In a recent report, John Chen, senior director of TrendFocus, a known supplier of data storage market intelligence, has pointed out, As flash costs fall and SSD designs improve, the battle between HDDs and SSDs for market leadership will last for years.

The report further points out, 2 HDD market segments are exposed to future SSD incursion enterprise and mobile PCs. SSDs in enterprise systems and servers achieve high IOPS (I/O per second) at low power consumption. Due to the high displacement ratio of one SSD to multiple HDDs, a modest penetration of SSDs as forecasted may cause enterprise HDD growth to peak within four years. HDDs will not be completely displaced from enterprise systems as higher capacity, cheaper HDDs will still be needed.

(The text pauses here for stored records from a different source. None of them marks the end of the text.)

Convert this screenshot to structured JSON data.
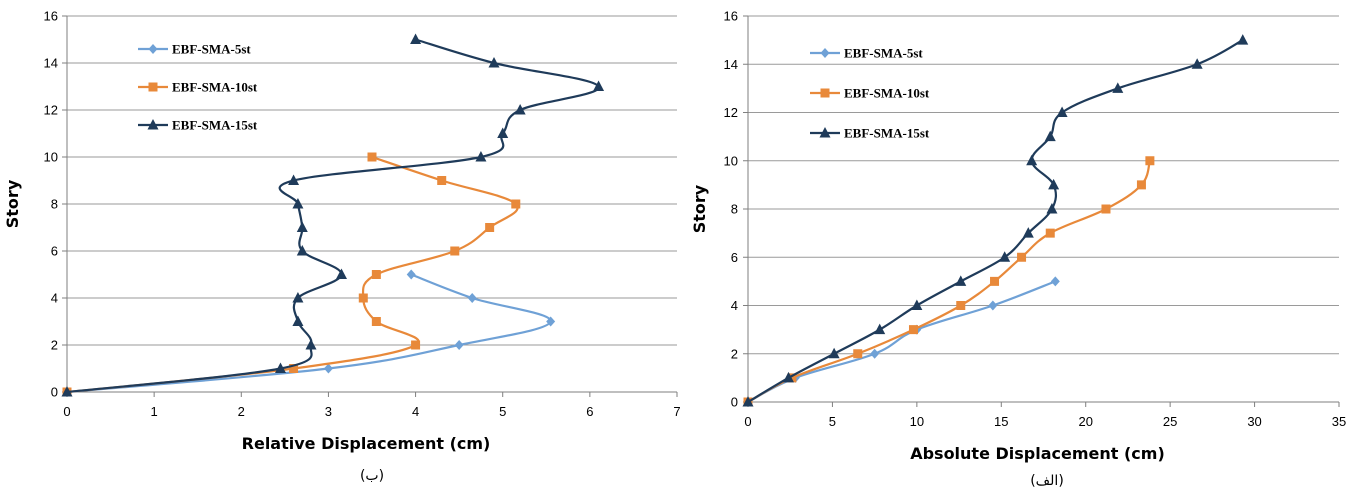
{
  "colors": {
    "EBF-SMA-5st": "#6fa1d6",
    "EBF-SMA-10st": "#e8893a",
    "EBF-SMA-15st": "#1f3b5a",
    "grid": "#9a9a9a"
  },
  "chart_data": [
    {
      "id": "left",
      "type": "line",
      "caption": "(ب)",
      "xlabel": "Relative Displacement (cm)",
      "ylabel": "Story",
      "xlim": [
        0,
        7
      ],
      "ylim": [
        0,
        16
      ],
      "xticks": [
        0,
        1,
        2,
        3,
        4,
        5,
        6,
        7
      ],
      "yticks": [
        0,
        2,
        4,
        6,
        8,
        10,
        12,
        14,
        16
      ],
      "grid": "horizontal",
      "legend_position": "top-left",
      "series": [
        {
          "name": "EBF-SMA-5st",
          "marker": "diamond",
          "points": [
            [
              0,
              0
            ],
            [
              3.0,
              1
            ],
            [
              4.5,
              2
            ],
            [
              5.55,
              3
            ],
            [
              4.65,
              4
            ],
            [
              3.95,
              5
            ]
          ]
        },
        {
          "name": "EBF-SMA-10st",
          "marker": "square",
          "points": [
            [
              0,
              0
            ],
            [
              2.6,
              1
            ],
            [
              4.0,
              2
            ],
            [
              3.55,
              3
            ],
            [
              3.4,
              4
            ],
            [
              3.55,
              5
            ],
            [
              4.45,
              6
            ],
            [
              4.85,
              7
            ],
            [
              5.15,
              8
            ],
            [
              4.3,
              9
            ],
            [
              3.5,
              10
            ]
          ]
        },
        {
          "name": "EBF-SMA-15st",
          "marker": "triangle",
          "points": [
            [
              0,
              0
            ],
            [
              2.45,
              1
            ],
            [
              2.8,
              2
            ],
            [
              2.65,
              3
            ],
            [
              2.65,
              4
            ],
            [
              3.15,
              5
            ],
            [
              2.7,
              6
            ],
            [
              2.7,
              7
            ],
            [
              2.65,
              8
            ],
            [
              2.6,
              9
            ],
            [
              4.75,
              10
            ],
            [
              5.0,
              11
            ],
            [
              5.2,
              12
            ],
            [
              6.1,
              13
            ],
            [
              4.9,
              14
            ],
            [
              4.0,
              15
            ]
          ]
        }
      ]
    },
    {
      "id": "right",
      "type": "line",
      "caption": "(الف)",
      "xlabel": "Absolute Displacement (cm)",
      "ylabel": "Story",
      "xlim": [
        0,
        35
      ],
      "ylim": [
        0,
        16
      ],
      "xticks": [
        0,
        5,
        10,
        15,
        20,
        25,
        30,
        35
      ],
      "yticks": [
        0,
        2,
        4,
        6,
        8,
        10,
        12,
        14,
        16
      ],
      "grid": "horizontal",
      "legend_position": "top-left",
      "series": [
        {
          "name": "EBF-SMA-5st",
          "marker": "diamond",
          "points": [
            [
              0,
              0
            ],
            [
              2.8,
              1
            ],
            [
              7.5,
              2
            ],
            [
              10.0,
              3
            ],
            [
              14.5,
              4
            ],
            [
              18.2,
              5
            ]
          ]
        },
        {
          "name": "EBF-SMA-10st",
          "marker": "square",
          "points": [
            [
              0,
              0
            ],
            [
              2.6,
              1
            ],
            [
              6.5,
              2
            ],
            [
              9.8,
              3
            ],
            [
              12.6,
              4
            ],
            [
              14.6,
              5
            ],
            [
              16.2,
              6
            ],
            [
              17.9,
              7
            ],
            [
              21.2,
              8
            ],
            [
              23.3,
              9
            ],
            [
              23.8,
              10
            ]
          ]
        },
        {
          "name": "EBF-SMA-15st",
          "marker": "triangle",
          "points": [
            [
              0,
              0
            ],
            [
              2.4,
              1
            ],
            [
              5.1,
              2
            ],
            [
              7.8,
              3
            ],
            [
              10.0,
              4
            ],
            [
              12.6,
              5
            ],
            [
              15.2,
              6
            ],
            [
              16.6,
              7
            ],
            [
              18.0,
              8
            ],
            [
              18.1,
              9
            ],
            [
              16.8,
              10
            ],
            [
              17.9,
              11
            ],
            [
              18.6,
              12
            ],
            [
              21.9,
              13
            ],
            [
              26.6,
              14
            ],
            [
              29.3,
              15
            ]
          ]
        }
      ]
    }
  ]
}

Already laptop vendors like ASUS and Del have announced their products with SSDs. And the trend is likely to continue. To quote Chen, SSD invasion of the notebook PC space would have a profound effect on the HDD market. According to TrendFocus, Notebook PCs used in the corporate environment and a new class of low-cost, minimal function entry-level notebooks typically need lower storage capacities and are therefore a target market for SSDs.

According to their estimate, at this moment SSDs can cost 10 times more per gigabyte than HDDs, so the price premium must fall dramatically. Chen recalls, Early-generation SSDs have not wowed users prices are too high and performance advantages have been minimal.

However, while commenting on the future possibility, he says, The maturation of SSD designs and controllers, along with a clear NAND flash development roadmap, lays the foundation for SSDs to be a mainstream mass storage device. With aggressive adoption, we could see the HDD market erode by well over 50 million units yearly by 2012.

The discussion remains incomplete if we do not focus on any SSD manufacturer’s view. Recently in Computex 2008, Taipei, SanDisk has launched a line of flash memory-based solid-state drives (SSDs). According to the company, those are designed for an emerging new category of portable consumer electronics called Ultra Low-Cost PCs (ULCPC) or netbooks.

SanDisk claims these devices allow users to surf the Internet using wireless communication. The SanDisk pSSD (Parallel ATA solid state drive) eliminates the need for a hard disk drive, and can store both the operating system and application data for these new devices.

Then what are they up to? The company is now making SSD modules in 4-, 8- and 16-GB capacities, with a streaming read speed of 39 MB per second, and a streaming write performance of 17MB/s. The products will support both Linux and Microsoft Windows XP operating systems. SanDisk’s pSSD solid state drives are expected to be available from August. The company is targeting the emerging Ultra Low Cost PCs (ULCPCs market).

Thus, it can be concluded that although not immediately, HDDs will have to stand aside in a few years. That is we are on the way to a new era, wherein with the transition we will be relieved from the troubles of heating and extra power consumption.